GridHEALTH.id – Banyak remaja dan anak Indonesia yang mulai mencoba untuk merokok dengan berbagai alasan, mulai dari coba-coba, terpengaruh teman atau orangtua, anggapan rokok menghilangkan stres, hingga gaya hidup yang terkesan ‘keren’ agar dapat bergabung bersama suatu geng.
Kebiasaan inilah yang membuat perokok sulit lepas hingga dewasa dan dengan adanya penemuan baru berupa rokok elektrik, banyak orang yang akhirnya beralih dari rokok konvensional ke rokok elektrik dengan alasan menjadi alat untuk lepas dari rokok konvensional.

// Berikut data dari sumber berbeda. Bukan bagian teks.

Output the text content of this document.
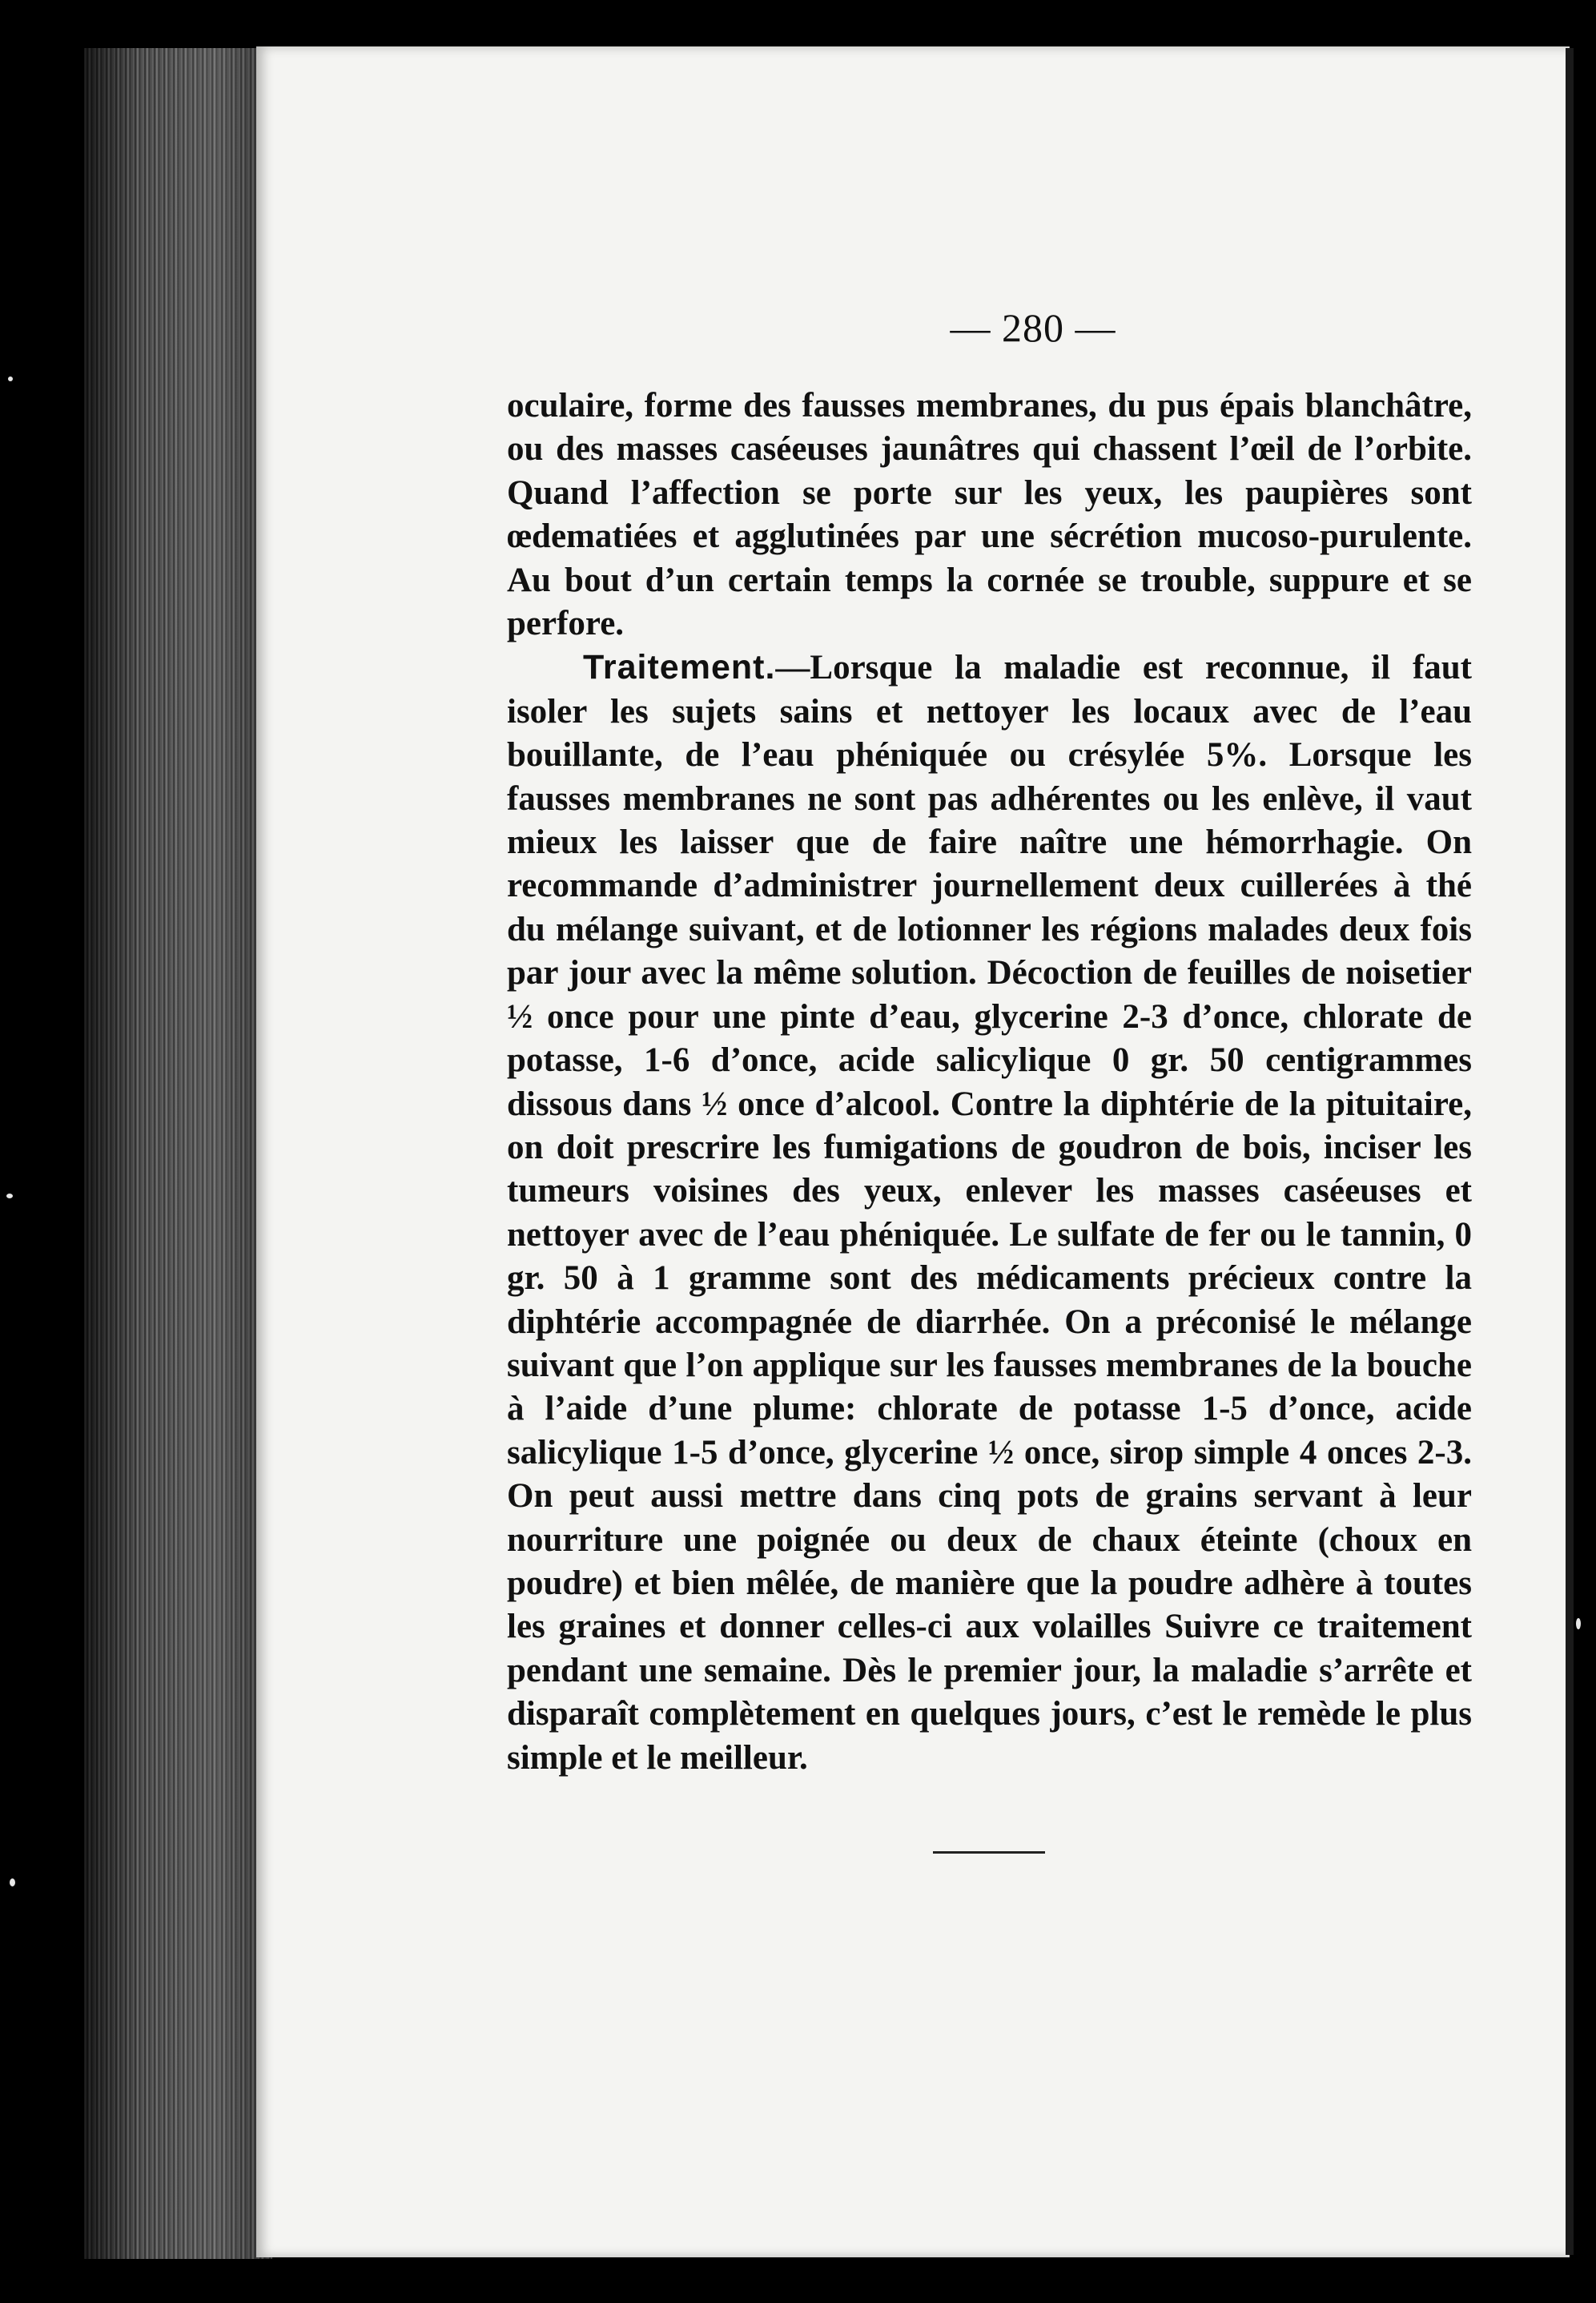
— 280 —

oculaire, forme des fausses membranes, du pus épais blanchâtre, ou des masses caséeuses jaunâtres qui chassent l’œil de l’orbite. Quand l’affection se porte sur les yeux, les paupières sont œdematiées et agglutinées par une sécrétion mucoso-purulente. Au bout d’un certain temps la cornée se trouble, suppure et se perfore.

Traitement.—Lorsque la maladie est reconnue, il faut isoler les sujets sains et nettoyer les locaux avec de l’eau bouillante, de l’eau phéniquée ou crésylée 5%. Lorsque les fausses membranes ne sont pas adhérentes ou les enlève, il vaut mieux les laisser que de faire naître une hémorrhagie. On recommande d’administrer journellement deux cuillerées à thé du mélange suivant, et de lotionner les régions malades deux fois par jour avec la même solution. Décoction de feuilles de noisetier ½ once pour une pinte d’eau, glycerine 2-3 d’once, chlorate de potasse, 1-6 d’once, acide salicylique 0 gr. 50 centigrammes dissous dans ½ once d’alcool. Contre la diphtérie de la pituitaire, on doit prescrire les fumigations de goudron de bois, inciser les tumeurs voisines des yeux, enlever les masses caséeuses et nettoyer avec de l’eau phéniquée. Le sulfate de fer ou le tannin, 0 gr. 50 à 1 gramme sont des médicaments précieux contre la diphtérie accompagnée de diarrhée. On a préconisé le mélange suivant que l’on applique sur les fausses membranes de la bouche à l’aide d’une plume: chlorate de potasse 1-5 d’once, acide salicylique 1-5 d’once, glycerine ½ once, sirop simple 4 onces 2-3. On peut aussi mettre dans cinq pots de grains servant à leur nourriture une poignée ou deux de chaux éteinte (choux en poudre) et bien mêlée, de manière que la poudre adhère à toutes les graines et donner celles-ci aux volailles Suivre ce traitement pendant une semaine. Dès le premier jour, la maladie s’arrête et disparaît complètement en quelques jours, c’est le remède le plus simple et le meilleur.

Nyatanya, penelitian ilmiah menunjukkan, rokok elektrik atau vape ini sama berbahayanya. Simak ulasan berikut ini mengenai bahaya rokok elektrik bagi paru dan alasan rokok elektrik bukan alat untuk lepas dari rokok konvensional.
Berdasarkan hasil temuan dari survei Global Adult Tobacco Survey (GATS) pada tahun 2011 dan diulang kembali tahun 2021 dengan melibatkan 9.156 responden, ditemukan dalam kurun waktu 10 tahun terakhir terjadi peningkatan signifikan jumlah perokok dewasa.
GATS menyebutkan peningkatan ini sebesar 8,8 juta orang, dari 60,3 juta pada tahun 2011 menjadi 69,1 juta perokok konvensional pada tahun 2021. Di Indonesia, jumlah perokok konvensional mencapai 37,90% dari seluruh populasi dengan jumlah 53,7 juta jiwa dan menjadi negara ke-13 dari seluruh dunia.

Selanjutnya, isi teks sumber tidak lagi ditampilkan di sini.